Use *BatchStatement* to run multiple statements (**INSERT**) into a single atomic transaction

In [None]:
import uuid
import random
import datetime
import time
from cassandra.query import BatchStatement


# opening the file in read mode
products_txt = open("/content/drive/MyDrive/fruits.txt", "r")
descriptions_txt = open("/content/drive/MyDrive/descriptions.txt", "r")
# reading the file
data_products = products_txt.read()
data_descriptions = descriptions_txt.read()
# replacing end splitting the text when newline ('\n') is seen.
fruits_list = data_products.split("\n")
descriptions_list = data_descriptions.split("\n")

cart_id = uuid.uuid4()
insertCart = 'INSERT INTO cart_products (cart_id,product_timestamp,product_name,quantity,product_description) VALUES (?,?,?,?,?)'

print('========================================')

try:

  prepared_insertCart = session.prepare(insertCart)
  batch = BatchStatement()

  for name, description in zip(fruits_list,descriptions_list):

    product_timestamp = datetime.datetime.now()
    quantity = random.randrange(1,5)
    product_name = name
    product_description = description

    batch.add(prepared_insertCart, [cart_id,product_timestamp,product_name,quantity,product_description])
    print(str(quantity) + ' ' + product_name + ' added to cart at '+ str(product_timestamp) + ' with Success!')

    time.sleep(0.1)

  session.execute(batch)

except Exception as e:
    print(e)
    print('An error occured')

else:
  print('\n')
  print(str(len(fruits_list)) + ' rows added to the cart_products table with Success!')

print('========================================')

# **READ** statement

In [None]:
print('========================================')

try:

    output = session.execute(
        "SELECT * FROM cart_products"
    )
    for row in output:
       print('Product Name:', row.product_name, 'Quantity:', row.quantity,'Time:', row.product_timestamp, 'Description:', row.product_description)

except Exception as e:
    print(e)
    print('An error occured')


print('========================================')

In [None]:
print('========================================')

try:

    output = session.execute(
        "SELECT * FROM cart_products WHERE cart_id  = %s and product_name = %s",
        [cart_id, 'Banana']
    )
    for row in output:
       print('Product Name:', row.product_name, 'Quantity:', row.quantity,'Time:', row.product_timestamp, 'Description:', row.product_description)

except Exception as e:
    print(e)
    print('An error occured')


print('========================================')

# **UPDATE** statement

In [None]:
product_description = 'Curved, potassium-packed chuckle fruit'

print("========================================")

try:

    session.execute(
        "UPDATE cart_products SET product_description=%s WHERE cart_id= %s AND product_name= %s",
        [product_description, cart_id, 'Banana' ])

except Exception as e:
    print(e)
    print('An error occured')
else:
    print('Product description updated with Success!')

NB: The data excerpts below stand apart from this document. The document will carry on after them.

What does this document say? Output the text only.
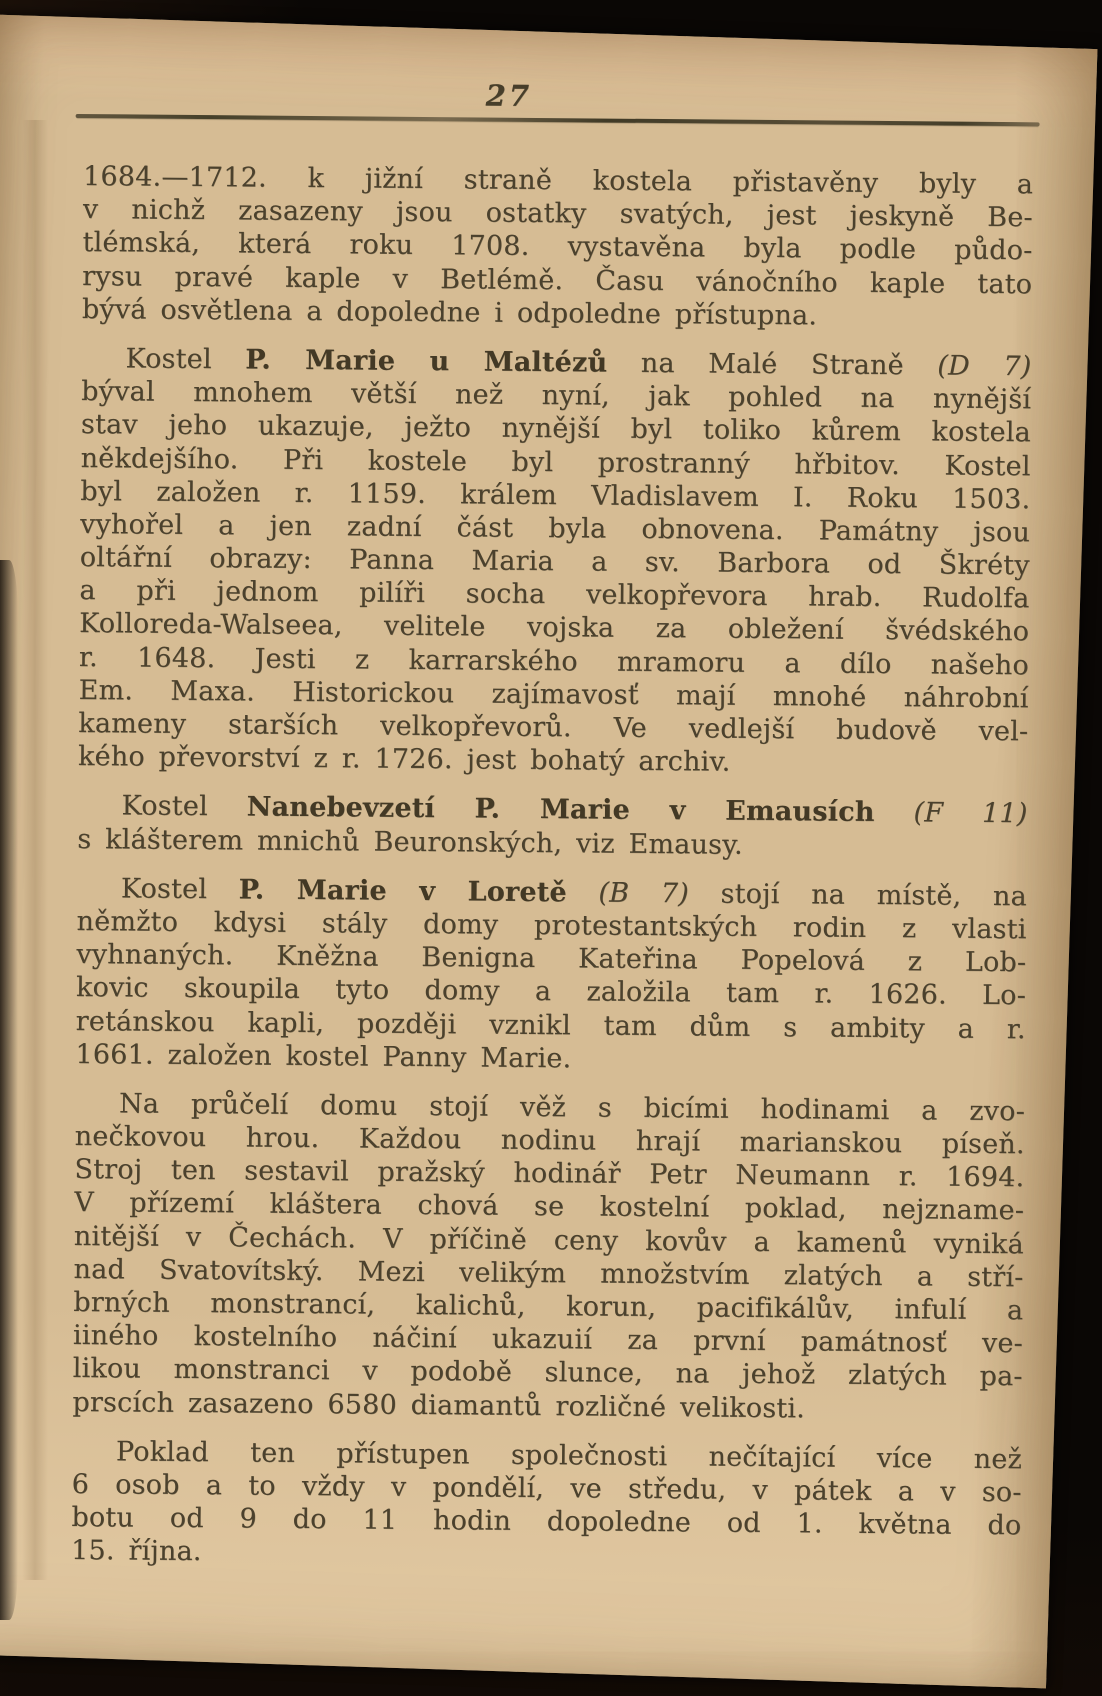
27
1684.—1712. k jižní straně kostela přistavěny byly a
v nichž zasazeny jsou ostatky svatých, jest jeskyně Be-
tlémská, která roku 1708. vystavěna byla podle půdo-
rysu pravé kaple v Betlémě. Času vánočního kaple tato
bývá osvětlena a dopoledne i odpoledne přístupna.
Kostel P. Marie u Maltézů na Malé Straně (D 7)
býval mnohem větší než nyní, jak pohled na nynější
stav jeho ukazuje, ježto nynější byl toliko kůrem kostela
někdejšího. Při kostele byl prostranný hřbitov. Kostel
byl založen r. 1159. králem Vladislavem I. Roku 1503.
vyhořel a jen zadní část byla obnovena. Památny jsou
oltářní obrazy: Panna Maria a sv. Barbora od Škréty
a při jednom pilíři socha velkopřevora hrab. Rudolfa
Kolloreda-Walseea, velitele vojska za obležení švédského
r. 1648. Jesti z karrarského mramoru a dílo našeho
Em. Maxa. Historickou zajímavosť mají mnohé náhrobní
kameny starších velkopřevorů. Ve vedlejší budově vel-
kého převorství z r. 1726. jest bohatý archiv.
Kostel Nanebevzetí P. Marie v Emausích (F 11)
s klášterem mnichů Beuronských, viz Emausy.
Kostel P. Marie v Loretě (B 7) stojí na místě, na
němžto kdysi stály domy protestantských rodin z vlasti
vyhnaných. Kněžna Benigna Kateřina Popelová z Lob-
kovic skoupila tyto domy a založila tam r. 1626. Lo-
retánskou kapli, později vznikl tam dům s ambity a r.
1661. založen kostel Panny Marie.
Na průčelí domu stojí věž s bicími hodinami a zvo-
nečkovou hrou. Každou nodinu hrají marianskou píseň.
Stroj ten sestavil pražský hodinář Petr Neumann r. 1694.
V přízemí kláštera chová se kostelní poklad, nejzname-
nitější v Čechách. V příčině ceny kovův a kamenů vyniká
nad Svatovítský. Mezi velikým množstvím zlatých a stří-
brných monstrancí, kalichů, korun, pacifikálův, infulí a
iiného kostelního náčiní ukazuií za první památnosť ve-
likou monstranci v podobě slunce, na jehož zlatých pa-
prscích zasazeno 6580 diamantů rozličné velikosti.
Poklad ten přístupen společnosti nečítající více než
6 osob a to vždy v pondělí, ve středu, v pátek a v so-
botu od 9 do 11 hodin dopoledne od 1. května do
15. října.
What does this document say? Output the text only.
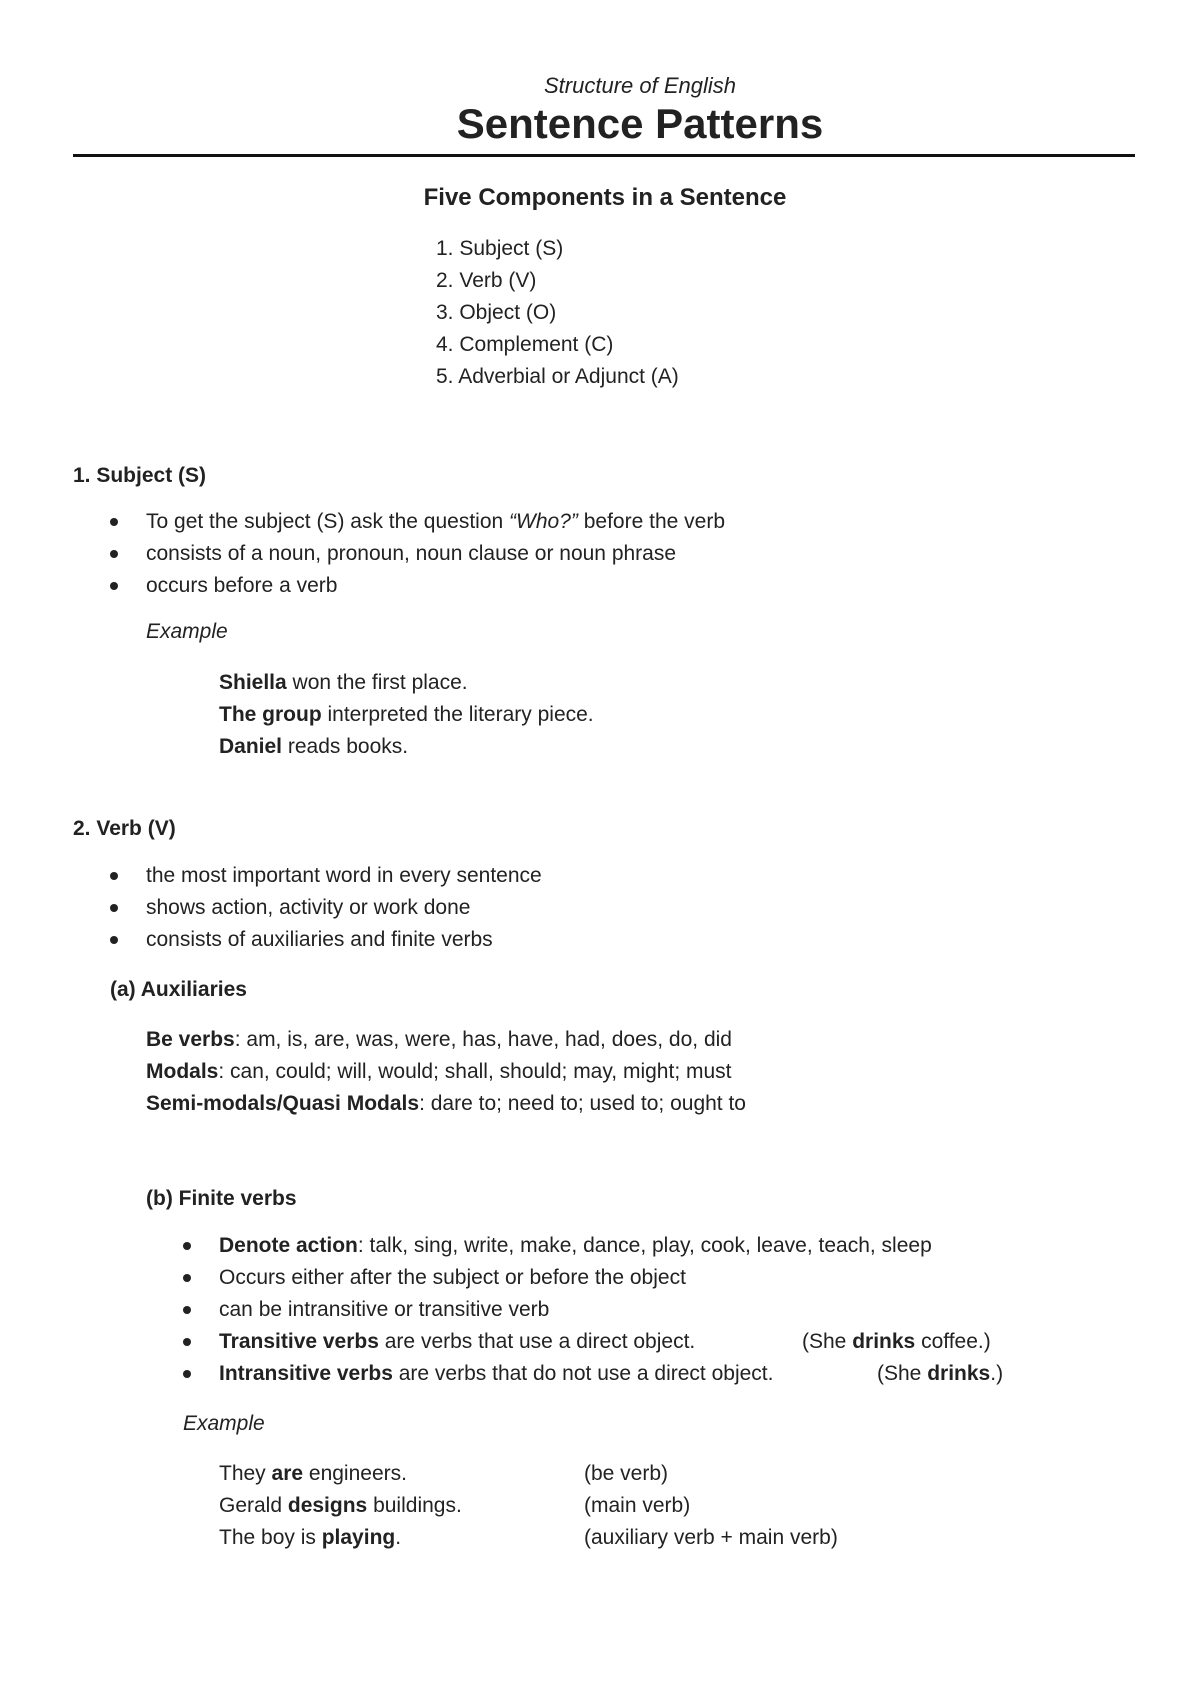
Structure of English
Sentence Patterns
Five Components in a Sentence
1. Subject (S)
2. Verb (V)
3. Object (O)
4. Complement (C)
5. Adverbial or Adjunct (A)
1. Subject (S)
To get the subject (S) ask the question “Who?” before the verb
consists of a noun, pronoun, noun clause or noun phrase
occurs before a verb
Example
Shiella won the first place.
The group interpreted the literary piece.
Daniel reads books.
2. Verb (V)
the most important word in every sentence
shows action, activity or work done
consists of auxiliaries and finite verbs
(a) Auxiliaries
Be verbs: am, is, are, was, were, has, have, had, does, do, did
Modals: can, could; will, would; shall, should; may, might; must
Semi-modals/Quasi Modals: dare to; need to; used to; ought to
(b) Finite verbs
Denote action: talk, sing, write, make, dance, play, cook, leave, teach, sleep
Occurs either after the subject or before the object
can be intransitive or transitive verb
Transitive verbs are verbs that use a direct object.	(She drinks coffee.)
Intransitive verbs are verbs that do not use a direct object.	(She drinks.)
Example
They are engineers.	(be verb)
Gerald designs buildings.	(main verb)
The boy is playing.	(auxiliary verb + main verb)
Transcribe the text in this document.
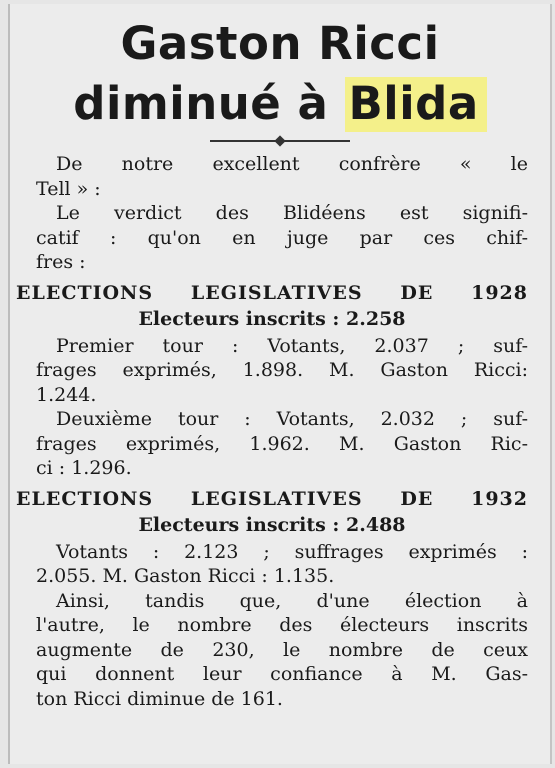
Gaston Ricci
diminué à Blida
De notre excellent confrère « le
Tell » :
Le verdict des Blidéens est signifi-
catif : qu'on en juge par ces chif-
fres :
ELECTIONS LEGISLATIVES DE 1928
Electeurs inscrits : 2.258
Premier tour : Votants, 2.037 ; suf-
frages exprimés, 1.898. M. Gaston Ricci:
1.244.
Deuxième tour : Votants, 2.032 ; suf-
frages exprimés, 1.962. M. Gaston Ric-
ci : 1.296.
ELECTIONS LEGISLATIVES DE 1932
Electeurs inscrits : 2.488
Votants : 2.123 ; suffrages exprimés :
2.055. M. Gaston Ricci : 1.135.
Ainsi, tandis que, d'une élection à
l'autre, le nombre des électeurs inscrits
augmente de 230, le nombre de ceux
qui donnent leur confiance à M. Gas-
ton Ricci diminue de 161.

print('========================================')

In [None]:
print('========================================')

try:

    output = session.execute(
        "SELECT * FROM cart_products WHERE cart_id  = %s and product_name = %s",
        [cart_id, 'Banana']
    )
    for row in output:
       print('Product Name:', row.product_name, 'Quantity:', row.quantity,'Time:', row.product_timestamp, 'Description:', row.product_description)

except Exception as e:
    print(e)
    print('An error occured')


print('========================================')

# **DELETE** statement

In [None]:
print("========================================")

try:

    session.execute(
        "DELETE FROM cart_products WHERE cart_id= %s AND product_name= %s",
        [cart_id, 'Apple' ])

except Exception as e:
    print(e)
    print('An error occured')
else:
    print('Row deleted with Success!')

print("========================================")

# **EDA** with pandas

In [None]:
import pandas as pd

In [None]:
def pandas_factory(colnames, rows):
    return pd.DataFrame(rows, columns=colnames)

session.row_factory = pandas_factory
session.default_fetch_size = None

query = "select * from cart_products"
rslt = session.execute(query, timeout=None)
df = rslt._current_rows

In [None]:
df

In [None]:
import matplotlib.pyplot as plt

data = df.sort_values(by='product_timestamp')
plt.figure(figsize=(10, 6))
plt.plot(data['product_timestamp'], data['quantity'])
plt.title('Time vs. Quantity')
plt.xlabel('Product Timestamp')
plt.ylabel('Quantity')
plt.xticks(rotation=45)
plt.tight_layout()
plt.show()